Enfin, ne pouvant arracher un lambeau de chair que j'aurais manger
crue, je me decidai a passer la nuit dans la voiture qui etait
couverte, et dans laquelle je n'avais pas encore regarde, etant
certain qu'il n'y avait rien a manger: je m'avancai pres de la femme
morte afin d'essayer de lui oter la capote de peau de mouton pour m'en
couvrir, mais il fut impossible de lui faire faire un mouvement.

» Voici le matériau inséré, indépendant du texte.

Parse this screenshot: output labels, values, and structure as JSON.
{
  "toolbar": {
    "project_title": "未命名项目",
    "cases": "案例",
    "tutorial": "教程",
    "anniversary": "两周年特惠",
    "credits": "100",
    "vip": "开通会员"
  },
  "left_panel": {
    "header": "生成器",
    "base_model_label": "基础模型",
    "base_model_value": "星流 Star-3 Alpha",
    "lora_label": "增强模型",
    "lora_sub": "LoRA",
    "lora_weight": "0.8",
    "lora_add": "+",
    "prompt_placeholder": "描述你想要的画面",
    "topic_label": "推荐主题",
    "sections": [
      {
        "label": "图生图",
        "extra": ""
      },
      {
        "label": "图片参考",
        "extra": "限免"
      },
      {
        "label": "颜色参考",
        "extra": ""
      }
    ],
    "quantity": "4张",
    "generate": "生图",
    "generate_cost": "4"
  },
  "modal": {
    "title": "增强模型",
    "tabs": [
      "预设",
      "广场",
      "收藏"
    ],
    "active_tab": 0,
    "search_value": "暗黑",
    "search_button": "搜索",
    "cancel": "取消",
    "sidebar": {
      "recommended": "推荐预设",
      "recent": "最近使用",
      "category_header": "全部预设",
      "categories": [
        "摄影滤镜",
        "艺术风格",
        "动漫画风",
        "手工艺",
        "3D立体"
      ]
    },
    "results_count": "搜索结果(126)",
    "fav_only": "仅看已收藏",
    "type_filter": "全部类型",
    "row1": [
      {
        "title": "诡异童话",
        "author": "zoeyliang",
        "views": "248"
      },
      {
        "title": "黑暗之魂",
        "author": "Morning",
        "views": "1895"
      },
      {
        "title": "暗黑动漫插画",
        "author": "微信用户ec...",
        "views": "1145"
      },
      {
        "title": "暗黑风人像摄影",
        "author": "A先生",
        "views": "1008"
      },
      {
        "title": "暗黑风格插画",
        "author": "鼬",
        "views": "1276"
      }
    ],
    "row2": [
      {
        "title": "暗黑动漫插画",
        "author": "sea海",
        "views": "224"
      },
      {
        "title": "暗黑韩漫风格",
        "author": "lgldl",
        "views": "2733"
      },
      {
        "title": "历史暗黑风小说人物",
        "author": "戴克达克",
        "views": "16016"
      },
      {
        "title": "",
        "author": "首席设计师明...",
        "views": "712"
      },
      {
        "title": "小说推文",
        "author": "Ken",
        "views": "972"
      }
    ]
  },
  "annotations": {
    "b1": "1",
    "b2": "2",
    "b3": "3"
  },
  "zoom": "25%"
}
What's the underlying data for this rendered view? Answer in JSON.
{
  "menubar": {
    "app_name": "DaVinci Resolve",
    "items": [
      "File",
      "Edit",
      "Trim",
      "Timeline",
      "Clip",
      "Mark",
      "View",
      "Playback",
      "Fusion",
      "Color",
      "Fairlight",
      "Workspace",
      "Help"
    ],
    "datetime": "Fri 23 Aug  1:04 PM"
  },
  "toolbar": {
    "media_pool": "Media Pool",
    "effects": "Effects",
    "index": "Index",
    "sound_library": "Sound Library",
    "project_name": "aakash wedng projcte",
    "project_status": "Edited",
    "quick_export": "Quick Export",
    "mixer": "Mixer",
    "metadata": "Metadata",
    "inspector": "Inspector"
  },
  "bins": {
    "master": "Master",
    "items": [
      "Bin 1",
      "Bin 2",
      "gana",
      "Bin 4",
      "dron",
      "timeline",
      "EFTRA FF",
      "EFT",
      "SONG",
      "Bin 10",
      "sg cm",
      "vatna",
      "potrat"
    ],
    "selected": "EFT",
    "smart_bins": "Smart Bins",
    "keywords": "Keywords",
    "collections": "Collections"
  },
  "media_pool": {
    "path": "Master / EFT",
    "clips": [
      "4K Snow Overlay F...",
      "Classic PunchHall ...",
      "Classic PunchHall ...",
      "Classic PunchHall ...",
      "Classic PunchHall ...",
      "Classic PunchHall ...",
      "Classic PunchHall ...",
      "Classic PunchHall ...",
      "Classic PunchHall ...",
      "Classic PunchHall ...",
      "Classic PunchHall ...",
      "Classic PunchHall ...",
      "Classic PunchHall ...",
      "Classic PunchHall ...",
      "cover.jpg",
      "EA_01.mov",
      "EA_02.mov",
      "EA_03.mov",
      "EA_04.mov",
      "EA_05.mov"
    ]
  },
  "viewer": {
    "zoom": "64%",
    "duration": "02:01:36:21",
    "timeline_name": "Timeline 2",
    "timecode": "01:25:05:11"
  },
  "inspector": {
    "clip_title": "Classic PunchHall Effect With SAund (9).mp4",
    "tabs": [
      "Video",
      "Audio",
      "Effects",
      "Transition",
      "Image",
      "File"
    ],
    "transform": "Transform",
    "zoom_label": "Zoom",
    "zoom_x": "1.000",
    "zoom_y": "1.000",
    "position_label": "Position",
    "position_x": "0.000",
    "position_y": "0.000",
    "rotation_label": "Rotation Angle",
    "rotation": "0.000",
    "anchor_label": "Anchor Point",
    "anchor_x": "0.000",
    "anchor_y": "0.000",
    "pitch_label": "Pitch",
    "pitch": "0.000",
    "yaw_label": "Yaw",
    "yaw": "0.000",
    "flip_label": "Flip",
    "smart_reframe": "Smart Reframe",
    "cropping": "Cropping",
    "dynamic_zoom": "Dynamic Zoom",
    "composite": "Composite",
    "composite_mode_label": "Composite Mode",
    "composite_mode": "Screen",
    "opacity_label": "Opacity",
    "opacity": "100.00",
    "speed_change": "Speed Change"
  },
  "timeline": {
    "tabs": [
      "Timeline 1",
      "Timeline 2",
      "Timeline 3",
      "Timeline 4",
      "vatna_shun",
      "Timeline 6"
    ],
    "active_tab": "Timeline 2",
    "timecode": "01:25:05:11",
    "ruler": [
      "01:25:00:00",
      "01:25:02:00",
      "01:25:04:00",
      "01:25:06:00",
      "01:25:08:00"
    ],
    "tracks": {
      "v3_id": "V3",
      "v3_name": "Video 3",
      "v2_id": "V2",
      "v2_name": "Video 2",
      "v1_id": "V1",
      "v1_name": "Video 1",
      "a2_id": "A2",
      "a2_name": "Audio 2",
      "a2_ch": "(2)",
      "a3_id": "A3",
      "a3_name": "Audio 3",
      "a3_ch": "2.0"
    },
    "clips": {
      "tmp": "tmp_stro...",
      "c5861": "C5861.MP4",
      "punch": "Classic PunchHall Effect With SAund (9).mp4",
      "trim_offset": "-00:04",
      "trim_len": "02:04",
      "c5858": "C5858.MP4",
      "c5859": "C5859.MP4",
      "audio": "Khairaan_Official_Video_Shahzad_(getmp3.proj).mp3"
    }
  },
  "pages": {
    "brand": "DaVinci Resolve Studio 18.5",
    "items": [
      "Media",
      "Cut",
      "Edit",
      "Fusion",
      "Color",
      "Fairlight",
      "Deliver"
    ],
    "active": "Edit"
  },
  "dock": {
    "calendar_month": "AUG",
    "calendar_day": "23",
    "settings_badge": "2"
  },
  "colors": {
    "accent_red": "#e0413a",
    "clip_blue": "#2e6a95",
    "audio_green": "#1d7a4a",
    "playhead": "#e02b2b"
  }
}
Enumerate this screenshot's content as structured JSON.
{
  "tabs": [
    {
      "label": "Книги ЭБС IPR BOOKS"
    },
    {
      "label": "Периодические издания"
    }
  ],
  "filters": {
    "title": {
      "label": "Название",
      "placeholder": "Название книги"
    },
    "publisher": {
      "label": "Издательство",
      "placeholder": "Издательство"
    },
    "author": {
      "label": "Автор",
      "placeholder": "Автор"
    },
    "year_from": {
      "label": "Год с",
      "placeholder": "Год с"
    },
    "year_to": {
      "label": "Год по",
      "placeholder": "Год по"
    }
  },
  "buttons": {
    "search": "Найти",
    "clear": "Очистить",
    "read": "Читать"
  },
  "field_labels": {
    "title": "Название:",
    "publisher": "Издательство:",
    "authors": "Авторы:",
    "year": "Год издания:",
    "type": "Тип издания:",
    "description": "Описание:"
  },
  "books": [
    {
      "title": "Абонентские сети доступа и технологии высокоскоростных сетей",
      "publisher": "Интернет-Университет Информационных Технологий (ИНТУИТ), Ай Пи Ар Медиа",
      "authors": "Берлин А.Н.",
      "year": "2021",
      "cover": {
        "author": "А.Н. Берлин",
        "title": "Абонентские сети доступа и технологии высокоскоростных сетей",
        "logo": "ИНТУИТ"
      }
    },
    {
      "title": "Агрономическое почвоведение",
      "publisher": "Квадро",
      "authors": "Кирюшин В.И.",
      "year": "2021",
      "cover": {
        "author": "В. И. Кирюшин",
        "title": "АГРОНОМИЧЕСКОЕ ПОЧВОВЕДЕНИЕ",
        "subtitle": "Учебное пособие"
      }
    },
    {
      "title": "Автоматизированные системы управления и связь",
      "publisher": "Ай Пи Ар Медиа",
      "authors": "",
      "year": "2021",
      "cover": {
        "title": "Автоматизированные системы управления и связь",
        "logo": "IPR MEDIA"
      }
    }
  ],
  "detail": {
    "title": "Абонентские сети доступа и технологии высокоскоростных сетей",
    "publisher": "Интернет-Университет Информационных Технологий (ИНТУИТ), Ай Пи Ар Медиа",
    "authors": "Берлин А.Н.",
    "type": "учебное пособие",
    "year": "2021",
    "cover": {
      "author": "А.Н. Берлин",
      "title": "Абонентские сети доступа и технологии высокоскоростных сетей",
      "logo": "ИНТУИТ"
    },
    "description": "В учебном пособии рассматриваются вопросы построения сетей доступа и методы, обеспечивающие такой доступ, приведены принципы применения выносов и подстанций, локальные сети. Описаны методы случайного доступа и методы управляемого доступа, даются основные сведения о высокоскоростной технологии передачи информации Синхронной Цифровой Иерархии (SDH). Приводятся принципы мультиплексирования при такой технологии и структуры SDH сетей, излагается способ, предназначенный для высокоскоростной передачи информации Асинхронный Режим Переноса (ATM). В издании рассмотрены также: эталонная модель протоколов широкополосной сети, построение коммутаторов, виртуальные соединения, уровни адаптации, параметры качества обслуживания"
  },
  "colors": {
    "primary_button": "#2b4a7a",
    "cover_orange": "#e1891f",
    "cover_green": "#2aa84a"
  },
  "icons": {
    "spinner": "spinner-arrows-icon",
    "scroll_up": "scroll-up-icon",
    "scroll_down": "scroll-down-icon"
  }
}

Cependant je n'avais pas perdu tout espoir. Elle avait le corps sangle
avec une courroie de sac ou une bretelle de fusil, et, pour la lui
oter, il fallait que je lui fasse faire un demi-tour, parce que la
boucle qui la serrait etait de l'autre cote. Pour cela, je pris mon
fusil a deux mains, et m'en servant comme d'un levier, sous le corps.
Mais a peine avais-je commence, qu'un cri dechirant sortit de la
voiture. Je me retourne; un second cri se fait entendre: "Marie!
criait-on, Marie, a boire, je me meurs!" Je restai interdit. Une
minute apres, la meme voix repeta: "Ah! mon Dieu!" Aussitot il me
vient dans l'idee que ce sont de malheureux blesses que l'on a
abandonnes sans qu'ils le sachent. Ce n'etait que trop vrai.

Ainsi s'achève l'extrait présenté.